An ink jet printer 1 according to Appendix 3-5 is the ink jet printer 1 according to Appendices 3-1 to 3-4, and further includes an analog conversion circuit substrate 502 and an analog conversion circuit 51 that is provided on the analog conversion circuit substrate 502 and converts the digital waveform designation signal dCom designating the waveform of the drive signal Com into the analog waveform designation signal QB designating the waveform of the drive signal Com, in which the transistor pair 52 generates the drive signal Com based on the waveform designation signal QB, and the analog conversion circuit substrate 502 is provided to be separated from the transistor substrate 501.

According to Appendix 3-5, since the analog conversion circuit substrate 502 is separated from the transistor substrate 501, the propagation of heat generated in the transistor pair 52 to the analog conversion circuit 51 can be prevented, as compared with an aspect where the analog conversion circuit 51 is provided on the same substrate as the transistor pair 52. Therefore, according to Appendix 3-5, the temperature rise of the analog conversion circuit 51 can be prevented and the instability of the operation of the analog conversion circuit 51 can be prevented.

Appendix 3-6

An ink jet printer 1 according to Appendix 3-6 is the ink jet printer 1 according to Appendix 3-5, and further includes a transistor cooling mechanism CL1 that cools the transistor pair 52 and the analog conversion circuit cooling mechanism CL2 that cools the analog conversion circuit 51.

According to Appendix 3-6, since the analog conversion circuit cooling mechanism CL2 is provided separately from the transistor cooling mechanism CL1, the temperature rise of the analog conversion circuit 51 can be prevented, as compared with an aspect where both the analog conversion circuit 51 and the transistor pair 52 are cooled by a single cooling mechanism. Therefore, according to Appendix 3-6, the instability of the operation of the analog conversion circuit 51 caused by the temperature rise of the analog conversion circuit 51 can be prevented.

Appendix 3-7

An ink jet printer 1 according to Appendix 3-7 is the ink jet printer 1 according to Appendices 3-1, in which the transistor substrate 501 includes a base material 75 formed of copper.

According to Appendix 3-7, since the transistor pair 52 is provided on the transistor substrate 501 having a copper base material, the heat generated in the transistor pair 52 can be effectively dissipated, as compared with an aspect where the transistor pair 52 is provided on the resin substrate, for example.

Appendix 3-8

An ink jet printer 1 according to Appendix 3-8 is the ink jet printer 1 according to Appendices 3-1 to 3-7, in which the bipolar transistor Tr is provided on the transistor substrate 501 such that a surface 600 having the largest area among a plurality of surfaces included in the bipolar transistor Tr is coupled to the transistor substrate 501.

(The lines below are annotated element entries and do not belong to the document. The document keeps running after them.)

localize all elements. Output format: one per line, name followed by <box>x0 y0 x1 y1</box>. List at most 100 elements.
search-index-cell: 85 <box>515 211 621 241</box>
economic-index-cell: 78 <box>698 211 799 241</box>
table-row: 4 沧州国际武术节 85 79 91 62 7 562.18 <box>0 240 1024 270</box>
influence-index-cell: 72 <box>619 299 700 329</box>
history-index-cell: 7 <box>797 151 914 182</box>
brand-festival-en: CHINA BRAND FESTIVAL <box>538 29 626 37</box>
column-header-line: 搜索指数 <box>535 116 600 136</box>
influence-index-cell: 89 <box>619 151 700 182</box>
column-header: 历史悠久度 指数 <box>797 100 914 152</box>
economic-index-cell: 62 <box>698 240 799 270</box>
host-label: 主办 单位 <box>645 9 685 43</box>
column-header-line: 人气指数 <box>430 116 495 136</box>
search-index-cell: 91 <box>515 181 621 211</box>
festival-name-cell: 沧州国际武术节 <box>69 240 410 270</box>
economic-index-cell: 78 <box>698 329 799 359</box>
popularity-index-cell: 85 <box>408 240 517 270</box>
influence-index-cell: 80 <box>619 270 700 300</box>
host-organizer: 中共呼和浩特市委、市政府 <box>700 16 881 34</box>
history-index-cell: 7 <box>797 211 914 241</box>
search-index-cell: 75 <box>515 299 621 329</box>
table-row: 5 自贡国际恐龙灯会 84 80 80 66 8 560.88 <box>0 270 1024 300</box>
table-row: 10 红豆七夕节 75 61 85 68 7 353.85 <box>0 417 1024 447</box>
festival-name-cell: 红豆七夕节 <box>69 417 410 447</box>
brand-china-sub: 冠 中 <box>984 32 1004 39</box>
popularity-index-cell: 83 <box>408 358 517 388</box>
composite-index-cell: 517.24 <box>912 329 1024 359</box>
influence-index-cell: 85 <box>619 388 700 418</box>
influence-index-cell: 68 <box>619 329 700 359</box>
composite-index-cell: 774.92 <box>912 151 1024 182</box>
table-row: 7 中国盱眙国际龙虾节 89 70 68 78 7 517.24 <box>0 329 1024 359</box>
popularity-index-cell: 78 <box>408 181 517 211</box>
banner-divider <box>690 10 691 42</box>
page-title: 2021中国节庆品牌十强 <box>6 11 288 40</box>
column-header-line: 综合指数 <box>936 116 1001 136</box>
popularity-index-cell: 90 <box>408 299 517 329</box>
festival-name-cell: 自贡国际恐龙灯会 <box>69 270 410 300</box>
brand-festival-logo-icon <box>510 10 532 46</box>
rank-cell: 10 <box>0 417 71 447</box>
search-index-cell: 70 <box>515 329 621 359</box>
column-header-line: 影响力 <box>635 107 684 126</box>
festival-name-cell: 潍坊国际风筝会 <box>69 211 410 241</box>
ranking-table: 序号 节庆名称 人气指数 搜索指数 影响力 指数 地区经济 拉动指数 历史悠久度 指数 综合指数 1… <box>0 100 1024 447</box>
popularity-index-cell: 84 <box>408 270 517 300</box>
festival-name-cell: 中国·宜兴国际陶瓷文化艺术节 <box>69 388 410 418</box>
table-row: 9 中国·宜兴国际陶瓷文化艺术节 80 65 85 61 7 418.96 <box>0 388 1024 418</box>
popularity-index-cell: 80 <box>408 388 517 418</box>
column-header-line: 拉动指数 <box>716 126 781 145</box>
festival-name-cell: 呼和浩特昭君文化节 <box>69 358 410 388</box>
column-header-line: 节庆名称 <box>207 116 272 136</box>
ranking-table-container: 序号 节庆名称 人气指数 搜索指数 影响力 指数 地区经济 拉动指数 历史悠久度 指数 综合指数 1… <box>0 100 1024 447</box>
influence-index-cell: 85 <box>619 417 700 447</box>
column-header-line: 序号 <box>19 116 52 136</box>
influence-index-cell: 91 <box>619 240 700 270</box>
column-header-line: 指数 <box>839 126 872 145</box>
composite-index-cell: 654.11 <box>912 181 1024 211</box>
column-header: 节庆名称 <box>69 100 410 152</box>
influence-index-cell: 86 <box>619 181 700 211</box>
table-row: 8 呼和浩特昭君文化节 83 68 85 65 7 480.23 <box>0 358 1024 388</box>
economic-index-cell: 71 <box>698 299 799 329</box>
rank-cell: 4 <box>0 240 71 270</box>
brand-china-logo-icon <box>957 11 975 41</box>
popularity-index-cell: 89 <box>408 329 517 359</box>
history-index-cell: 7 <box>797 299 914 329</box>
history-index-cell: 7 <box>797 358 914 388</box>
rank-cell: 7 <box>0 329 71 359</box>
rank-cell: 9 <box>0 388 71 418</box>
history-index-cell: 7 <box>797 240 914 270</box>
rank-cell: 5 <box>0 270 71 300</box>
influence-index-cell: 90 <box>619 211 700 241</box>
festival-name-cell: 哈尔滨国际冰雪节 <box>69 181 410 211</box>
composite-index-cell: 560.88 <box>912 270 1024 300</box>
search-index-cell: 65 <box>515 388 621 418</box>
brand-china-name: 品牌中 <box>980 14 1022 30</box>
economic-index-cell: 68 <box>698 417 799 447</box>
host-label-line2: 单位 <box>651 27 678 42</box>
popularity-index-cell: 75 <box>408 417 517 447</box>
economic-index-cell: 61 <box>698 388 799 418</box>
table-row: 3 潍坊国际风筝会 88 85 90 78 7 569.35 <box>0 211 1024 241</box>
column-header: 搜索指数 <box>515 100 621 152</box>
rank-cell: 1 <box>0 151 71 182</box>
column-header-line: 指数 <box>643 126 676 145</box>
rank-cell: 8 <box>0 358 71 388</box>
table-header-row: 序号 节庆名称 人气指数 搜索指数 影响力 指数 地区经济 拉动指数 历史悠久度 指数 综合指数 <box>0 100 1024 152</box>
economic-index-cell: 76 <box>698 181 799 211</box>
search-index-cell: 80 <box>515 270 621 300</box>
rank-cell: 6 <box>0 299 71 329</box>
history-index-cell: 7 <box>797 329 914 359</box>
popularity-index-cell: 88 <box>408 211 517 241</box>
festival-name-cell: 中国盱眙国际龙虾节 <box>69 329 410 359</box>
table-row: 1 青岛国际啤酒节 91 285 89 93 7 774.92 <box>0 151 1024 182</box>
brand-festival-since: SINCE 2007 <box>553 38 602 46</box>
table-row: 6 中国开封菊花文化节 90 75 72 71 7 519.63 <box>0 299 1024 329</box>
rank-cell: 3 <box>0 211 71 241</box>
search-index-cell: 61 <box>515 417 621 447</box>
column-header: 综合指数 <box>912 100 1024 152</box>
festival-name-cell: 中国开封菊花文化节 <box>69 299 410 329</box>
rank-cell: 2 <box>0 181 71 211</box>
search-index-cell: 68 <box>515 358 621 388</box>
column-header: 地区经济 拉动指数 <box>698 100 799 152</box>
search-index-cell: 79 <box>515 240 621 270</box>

According to Appendix 3-8, since the surface 600 having the largest area among the plurality of surfaces included in the bipolar transistor Tr is coupled to the transistor substrate 501, heat generated in the bipolar transistor Tr can be efficiently dissipated, as compared with an aspect where the surface having the smallest area among the plurality of surfaces included in the bipolar transistor Tr is coupled to the transistor substrate 501, or an aspect where the plurality of surfaces included in the bipolar transistor Tr are not coupled to the transistor substrate 501, for example.